Stagnasi pertumbuhan ekonomi dan perilaku korupsi yang sehari-hari menjadi topik perbincangan di lapau bisa jadi menggerus kepercayaan terhadap para politisi maupun pemerintah. Jika dilihat dari tahun 2013 hingga 2017, tren laju pertumbuhan ekonomi dapil ini cenderung turun, dari 6,13 persen menjadi 5,49 persen.
Selain itu, Badan Kepegawaian Negara (BKN) mencatat bahwa Provinsi Sumatera Barat termasuk dalam 10 provinsi dengan jumlah kasus korupsi tertinggi pada 2018. Akhirnya, mereka yang sudah skeptis terhadap politisi dan pemerintah pun enggan datang ke TPS dan menyumbangkan suara mereka di hari pemilihan.
Meskipun demikian, obrolan politik di kedai kopi yang didominasi kaum adam, tak mampu membendung kaum hawa datang ke TPS. Kondisi ini terlihat dari tingginya angka partisipasi politik perempuan di dapil ini dibandingkan laki-laki. Pada Pileg 2014, tingkat partisipasi perempuan berada di angka 73,9 persen, jauh di atas kaum laki-laki yang hanya 65,6 persen. Di Kota Padang bahkan angka partisipasi politik perempuan lebih besar 11,7 persen dibandingkan laki-laki.

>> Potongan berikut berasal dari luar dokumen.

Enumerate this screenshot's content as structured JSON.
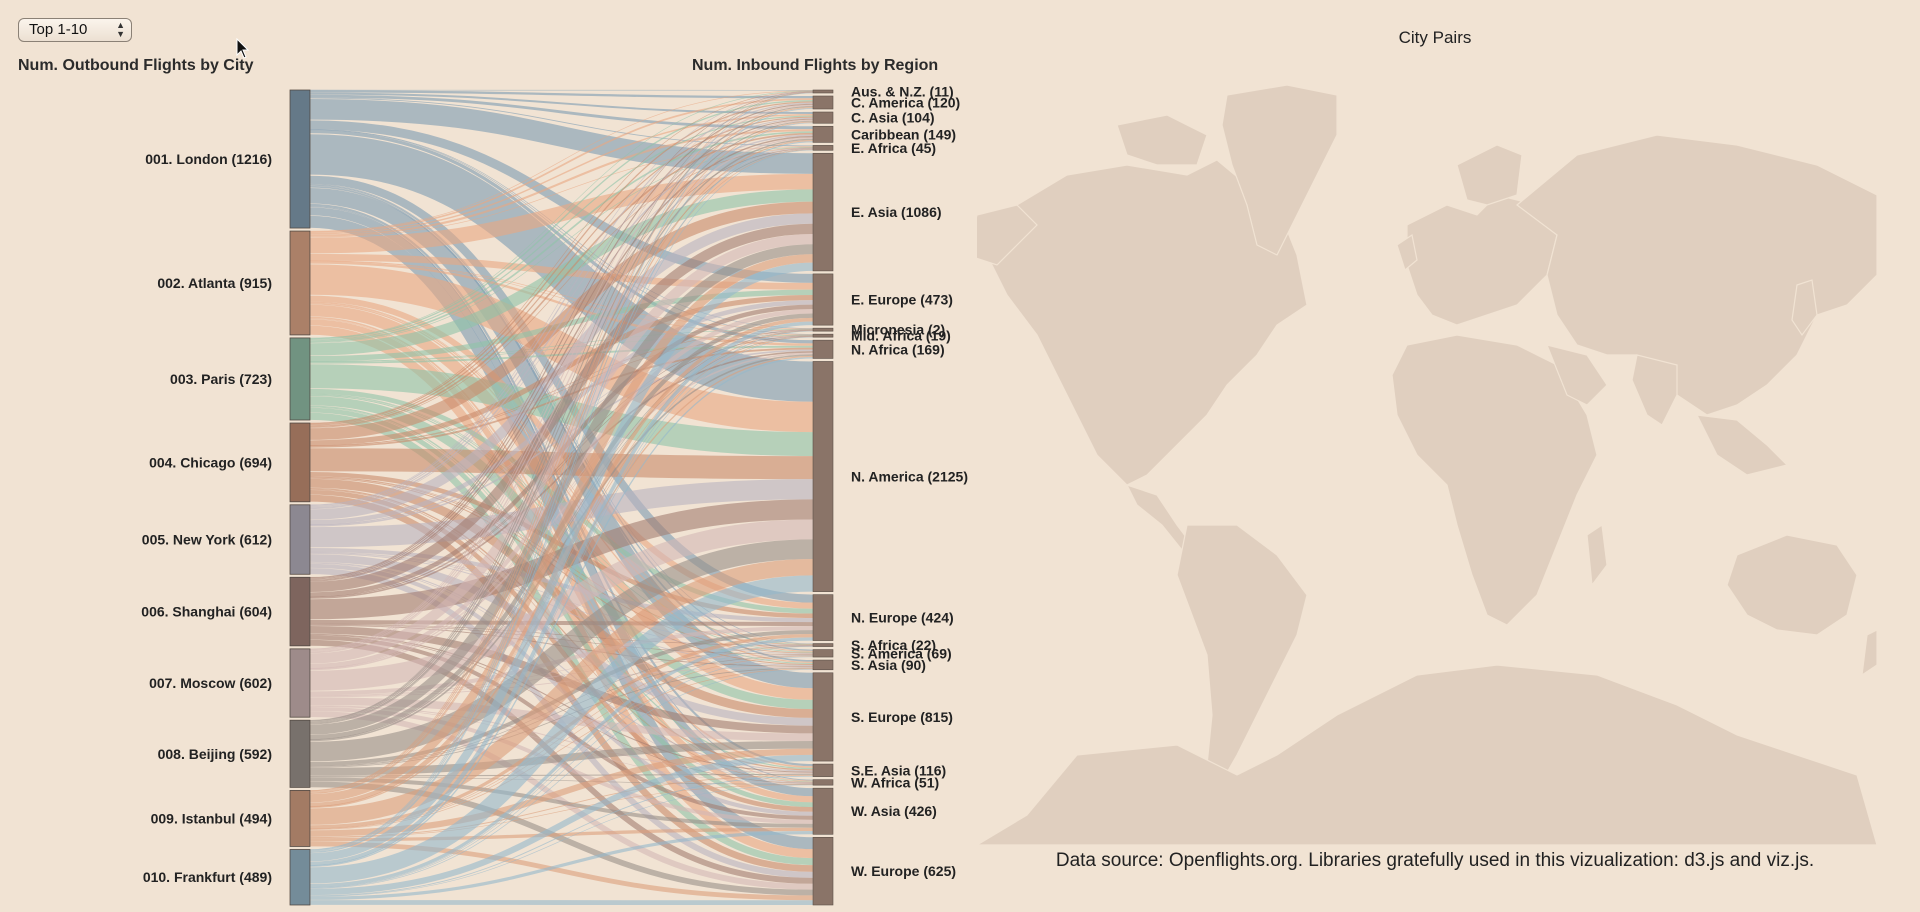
{
  "controls": {
    "range_select": {
      "selected": "Top 1-10"
    }
  },
  "headings": {
    "outbound": "Num. Outbound Flights by City",
    "inbound": "Num. Inbound Flights by Region",
    "map": "City Pairs"
  },
  "footer": {
    "data_source": "Data source: Openflights.org. Libraries gratefully used in this vizualization: d3.js and viz.js."
  },
  "chart_data": {
    "type": "sankey",
    "sources": [
      {
        "label": "001. London (1216)",
        "value": 1216,
        "color": "#7d9bb3"
      },
      {
        "label": "002. Atlanta (915)",
        "value": 915,
        "color": "#e9a682"
      },
      {
        "label": "003. Paris (723)",
        "value": 723,
        "color": "#8fc3a8"
      },
      {
        "label": "004. Chicago (694)",
        "value": 694,
        "color": "#c98b6b"
      },
      {
        "label": "005. New York (612)",
        "value": 612,
        "color": "#b9b2c0"
      },
      {
        "label": "006. Shanghai (604)",
        "value": 604,
        "color": "#a37d72"
      },
      {
        "label": "007. Moscow (602)",
        "value": 602,
        "color": "#d4b7b5"
      },
      {
        "label": "008. Beijing (592)",
        "value": 592,
        "color": "#9a8f88"
      },
      {
        "label": "009. Istanbul (494)",
        "value": 494,
        "color": "#dc9f7c"
      },
      {
        "label": "010. Frankfurt (489)",
        "value": 489,
        "color": "#94b8cc"
      }
    ],
    "targets": [
      {
        "label": "Aus. & N.Z. (11)",
        "value": 11
      },
      {
        "label": "C. America (120)",
        "value": 120
      },
      {
        "label": "C. Asia (104)",
        "value": 104
      },
      {
        "label": "Caribbean (149)",
        "value": 149
      },
      {
        "label": "E. Africa (45)",
        "value": 45
      },
      {
        "label": "E. Asia (1086)",
        "value": 1086
      },
      {
        "label": "E. Europe (473)",
        "value": 473
      },
      {
        "label": "Micronesia (2)",
        "value": 2
      },
      {
        "label": "Mid. Africa (19)",
        "value": 19
      },
      {
        "label": "N. Africa (169)",
        "value": 169
      },
      {
        "label": "N. America (2125)",
        "value": 2125
      },
      {
        "label": "N. Europe (424)",
        "value": 424
      },
      {
        "label": "S. Africa (22)",
        "value": 22
      },
      {
        "label": "S. America (69)",
        "value": 69
      },
      {
        "label": "S. Asia (90)",
        "value": 90
      },
      {
        "label": "S. Europe (815)",
        "value": 815
      },
      {
        "label": "S.E. Asia (116)",
        "value": 116
      },
      {
        "label": "W. Africa (51)",
        "value": 51
      },
      {
        "label": "W. Asia (426)",
        "value": 426
      },
      {
        "label": "W. Europe (625)",
        "value": 625
      }
    ]
  }
}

Ironisnya, dengan partisipasi politik perempuan yang tinggi, keterpilihan caleg perempuan terhitung rendah pada Pileg 2014. Saat itu, dari 36 caleg perempuan yang mencalonkan diri, hanya satu yang terpilih. Padahal proporsi caleg perempuan di semua partai sama, yaitu 37,5 persen atau 3 dari 8 caleg adalah perempuan. (RANGGA EKA SAKTI/LITBANG KOMPAS)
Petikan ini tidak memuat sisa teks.